As I wrote recently in The Weekly Standard, the fact that women haven’t made it to the White House “is not to say that women are not aggressive, or cannot compete in the political arena; it is simply a reminder, as if we need one, that men and women are different.” I know my colleagues at IWF agree, it’s more important to get the person with the right policies in the White House than the “right” gender.

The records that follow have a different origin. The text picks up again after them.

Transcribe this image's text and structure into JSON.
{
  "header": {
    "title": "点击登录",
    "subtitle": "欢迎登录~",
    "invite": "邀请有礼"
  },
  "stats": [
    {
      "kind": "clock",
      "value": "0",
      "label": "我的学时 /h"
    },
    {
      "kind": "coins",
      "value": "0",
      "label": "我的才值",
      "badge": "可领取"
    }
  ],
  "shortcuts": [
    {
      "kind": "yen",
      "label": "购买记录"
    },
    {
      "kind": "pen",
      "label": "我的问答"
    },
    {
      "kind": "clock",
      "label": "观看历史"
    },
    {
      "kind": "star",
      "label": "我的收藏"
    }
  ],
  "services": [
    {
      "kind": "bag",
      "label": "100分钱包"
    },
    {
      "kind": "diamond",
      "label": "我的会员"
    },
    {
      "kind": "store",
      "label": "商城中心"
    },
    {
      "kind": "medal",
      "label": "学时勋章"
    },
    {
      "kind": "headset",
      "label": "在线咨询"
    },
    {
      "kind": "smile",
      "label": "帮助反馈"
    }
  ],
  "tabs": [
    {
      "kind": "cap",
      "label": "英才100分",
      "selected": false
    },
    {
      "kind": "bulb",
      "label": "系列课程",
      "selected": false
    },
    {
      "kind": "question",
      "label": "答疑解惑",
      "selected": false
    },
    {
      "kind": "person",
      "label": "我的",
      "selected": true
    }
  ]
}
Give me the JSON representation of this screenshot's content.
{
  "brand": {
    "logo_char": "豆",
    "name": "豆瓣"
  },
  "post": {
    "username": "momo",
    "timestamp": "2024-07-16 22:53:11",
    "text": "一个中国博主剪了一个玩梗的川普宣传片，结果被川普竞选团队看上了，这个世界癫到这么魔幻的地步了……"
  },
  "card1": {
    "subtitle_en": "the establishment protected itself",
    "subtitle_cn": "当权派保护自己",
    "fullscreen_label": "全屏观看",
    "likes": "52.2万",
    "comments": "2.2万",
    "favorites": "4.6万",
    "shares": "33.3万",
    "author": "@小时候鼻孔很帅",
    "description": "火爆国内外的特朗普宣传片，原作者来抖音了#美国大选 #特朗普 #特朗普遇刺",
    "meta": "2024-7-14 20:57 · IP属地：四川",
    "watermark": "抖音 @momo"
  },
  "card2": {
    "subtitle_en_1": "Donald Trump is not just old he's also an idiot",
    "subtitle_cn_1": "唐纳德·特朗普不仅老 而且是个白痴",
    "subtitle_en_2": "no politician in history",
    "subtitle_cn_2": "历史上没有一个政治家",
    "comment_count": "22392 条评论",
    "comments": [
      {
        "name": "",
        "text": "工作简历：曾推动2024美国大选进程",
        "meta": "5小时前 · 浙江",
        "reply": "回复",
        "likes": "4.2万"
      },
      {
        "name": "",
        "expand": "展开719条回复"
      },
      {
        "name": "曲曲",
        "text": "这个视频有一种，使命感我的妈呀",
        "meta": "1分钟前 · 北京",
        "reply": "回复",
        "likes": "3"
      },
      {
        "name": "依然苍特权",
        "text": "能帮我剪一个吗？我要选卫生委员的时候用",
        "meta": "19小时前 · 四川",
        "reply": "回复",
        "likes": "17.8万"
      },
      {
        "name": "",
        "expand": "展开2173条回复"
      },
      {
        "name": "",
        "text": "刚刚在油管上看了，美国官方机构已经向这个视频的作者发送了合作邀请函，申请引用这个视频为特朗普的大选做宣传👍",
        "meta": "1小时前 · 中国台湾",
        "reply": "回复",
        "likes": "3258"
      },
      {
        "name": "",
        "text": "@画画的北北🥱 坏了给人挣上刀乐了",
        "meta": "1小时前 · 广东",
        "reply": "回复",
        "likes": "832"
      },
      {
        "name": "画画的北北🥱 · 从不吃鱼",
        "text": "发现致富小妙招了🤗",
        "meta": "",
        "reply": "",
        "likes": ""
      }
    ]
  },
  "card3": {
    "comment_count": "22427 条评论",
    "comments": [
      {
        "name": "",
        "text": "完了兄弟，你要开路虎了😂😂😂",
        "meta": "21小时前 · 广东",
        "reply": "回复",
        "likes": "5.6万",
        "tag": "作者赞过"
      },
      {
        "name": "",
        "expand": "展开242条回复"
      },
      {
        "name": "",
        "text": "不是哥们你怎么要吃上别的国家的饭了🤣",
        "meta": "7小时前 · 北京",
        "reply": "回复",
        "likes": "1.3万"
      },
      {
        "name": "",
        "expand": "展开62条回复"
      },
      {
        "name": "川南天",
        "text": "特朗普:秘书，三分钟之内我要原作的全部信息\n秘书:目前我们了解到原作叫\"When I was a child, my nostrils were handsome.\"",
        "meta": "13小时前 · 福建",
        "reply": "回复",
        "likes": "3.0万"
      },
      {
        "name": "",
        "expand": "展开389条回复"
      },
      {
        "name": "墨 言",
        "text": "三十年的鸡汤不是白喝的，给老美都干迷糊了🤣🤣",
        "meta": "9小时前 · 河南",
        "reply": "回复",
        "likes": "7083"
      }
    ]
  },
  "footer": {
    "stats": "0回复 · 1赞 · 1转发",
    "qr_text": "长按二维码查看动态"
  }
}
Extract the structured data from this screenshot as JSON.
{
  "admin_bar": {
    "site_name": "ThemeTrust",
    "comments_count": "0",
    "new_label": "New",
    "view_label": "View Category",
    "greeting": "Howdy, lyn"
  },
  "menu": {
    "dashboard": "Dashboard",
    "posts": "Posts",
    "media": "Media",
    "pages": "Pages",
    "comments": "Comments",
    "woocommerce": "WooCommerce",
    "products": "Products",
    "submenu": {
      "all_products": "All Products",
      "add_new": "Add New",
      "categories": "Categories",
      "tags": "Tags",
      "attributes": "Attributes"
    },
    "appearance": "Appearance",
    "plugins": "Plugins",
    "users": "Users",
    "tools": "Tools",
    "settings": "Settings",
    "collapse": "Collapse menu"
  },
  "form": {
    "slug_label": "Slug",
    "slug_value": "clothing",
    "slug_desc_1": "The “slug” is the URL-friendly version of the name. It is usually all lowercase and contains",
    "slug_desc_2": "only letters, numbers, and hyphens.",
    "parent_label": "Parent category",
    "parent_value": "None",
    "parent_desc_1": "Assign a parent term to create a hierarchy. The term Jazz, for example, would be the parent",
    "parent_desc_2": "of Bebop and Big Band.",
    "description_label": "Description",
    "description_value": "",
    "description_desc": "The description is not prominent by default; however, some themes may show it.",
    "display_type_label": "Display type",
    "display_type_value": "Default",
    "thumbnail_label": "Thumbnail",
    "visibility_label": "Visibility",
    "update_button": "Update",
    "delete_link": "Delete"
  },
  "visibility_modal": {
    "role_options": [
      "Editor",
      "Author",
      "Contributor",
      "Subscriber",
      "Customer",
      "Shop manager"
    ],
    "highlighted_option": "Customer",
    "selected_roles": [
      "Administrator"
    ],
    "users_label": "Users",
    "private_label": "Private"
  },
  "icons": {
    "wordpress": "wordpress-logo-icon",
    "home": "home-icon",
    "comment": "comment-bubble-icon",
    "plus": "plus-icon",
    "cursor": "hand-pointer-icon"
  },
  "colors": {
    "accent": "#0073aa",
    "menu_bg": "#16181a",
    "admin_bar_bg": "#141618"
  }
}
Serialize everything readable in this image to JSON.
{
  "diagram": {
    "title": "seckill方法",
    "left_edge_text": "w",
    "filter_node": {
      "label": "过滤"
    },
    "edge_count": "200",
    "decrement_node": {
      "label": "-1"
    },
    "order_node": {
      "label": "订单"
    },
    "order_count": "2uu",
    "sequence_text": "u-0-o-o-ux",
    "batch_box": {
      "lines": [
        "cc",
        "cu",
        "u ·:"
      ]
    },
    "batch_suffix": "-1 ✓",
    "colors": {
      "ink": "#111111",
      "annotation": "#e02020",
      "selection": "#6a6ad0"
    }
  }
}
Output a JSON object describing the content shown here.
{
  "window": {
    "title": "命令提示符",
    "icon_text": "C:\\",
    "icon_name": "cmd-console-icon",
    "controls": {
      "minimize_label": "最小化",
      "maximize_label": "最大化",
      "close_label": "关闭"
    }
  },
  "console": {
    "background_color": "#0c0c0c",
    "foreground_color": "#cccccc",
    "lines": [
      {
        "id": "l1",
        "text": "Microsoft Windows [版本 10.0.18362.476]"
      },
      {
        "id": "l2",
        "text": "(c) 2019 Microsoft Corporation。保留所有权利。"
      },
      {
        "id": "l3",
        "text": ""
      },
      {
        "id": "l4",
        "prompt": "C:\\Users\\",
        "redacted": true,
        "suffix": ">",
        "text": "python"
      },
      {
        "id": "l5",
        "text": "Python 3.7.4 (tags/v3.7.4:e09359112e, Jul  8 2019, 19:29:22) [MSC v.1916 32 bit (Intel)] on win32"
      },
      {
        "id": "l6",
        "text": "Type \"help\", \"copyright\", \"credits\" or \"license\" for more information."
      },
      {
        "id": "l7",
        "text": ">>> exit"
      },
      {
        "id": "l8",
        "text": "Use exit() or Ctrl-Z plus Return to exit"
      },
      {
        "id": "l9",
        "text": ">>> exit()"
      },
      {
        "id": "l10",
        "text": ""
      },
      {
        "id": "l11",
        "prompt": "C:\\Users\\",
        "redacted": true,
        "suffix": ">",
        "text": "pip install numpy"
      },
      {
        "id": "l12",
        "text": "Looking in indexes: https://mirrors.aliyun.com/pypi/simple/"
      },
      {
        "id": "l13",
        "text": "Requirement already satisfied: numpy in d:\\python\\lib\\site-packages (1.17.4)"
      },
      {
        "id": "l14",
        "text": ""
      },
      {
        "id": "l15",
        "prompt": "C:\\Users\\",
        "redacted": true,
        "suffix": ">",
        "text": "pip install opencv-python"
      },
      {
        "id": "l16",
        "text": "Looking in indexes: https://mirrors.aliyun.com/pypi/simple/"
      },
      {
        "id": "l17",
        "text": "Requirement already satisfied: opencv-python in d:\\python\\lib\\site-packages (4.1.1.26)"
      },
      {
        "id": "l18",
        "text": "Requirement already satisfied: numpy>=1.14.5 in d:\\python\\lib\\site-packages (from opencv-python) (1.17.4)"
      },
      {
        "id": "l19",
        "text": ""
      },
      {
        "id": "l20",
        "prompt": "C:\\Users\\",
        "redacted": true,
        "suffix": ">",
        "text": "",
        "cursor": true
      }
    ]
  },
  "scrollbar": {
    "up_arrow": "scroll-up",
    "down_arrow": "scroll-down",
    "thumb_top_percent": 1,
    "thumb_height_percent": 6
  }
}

But today The Washington Post (h/t The Daily Caller) reports that record numbers of GOP women are campaigning for House seats in November:
“So far this year, 239 women are candidates for the House and 31 for the Senate, according to data from the Rutgers Center for American Women and Politics. Among them, a record 107 Republican women have filed for a House seat, according to the National Republican Congressional Committee — surpassing a previous GOP high of 91 in 1994, and a sharp increase from the 65 who ran in 2008. And those numbers could still grow. In each year Rutgers has been keeping track, the final tally has exceeded the late April figure by more than 20 candidates.”
There will be myriad explanations for this increase – concerns over the growing size of government, especially the new health care overhaul, is my guess. But November is definitely going to be an historic election in more ways than one.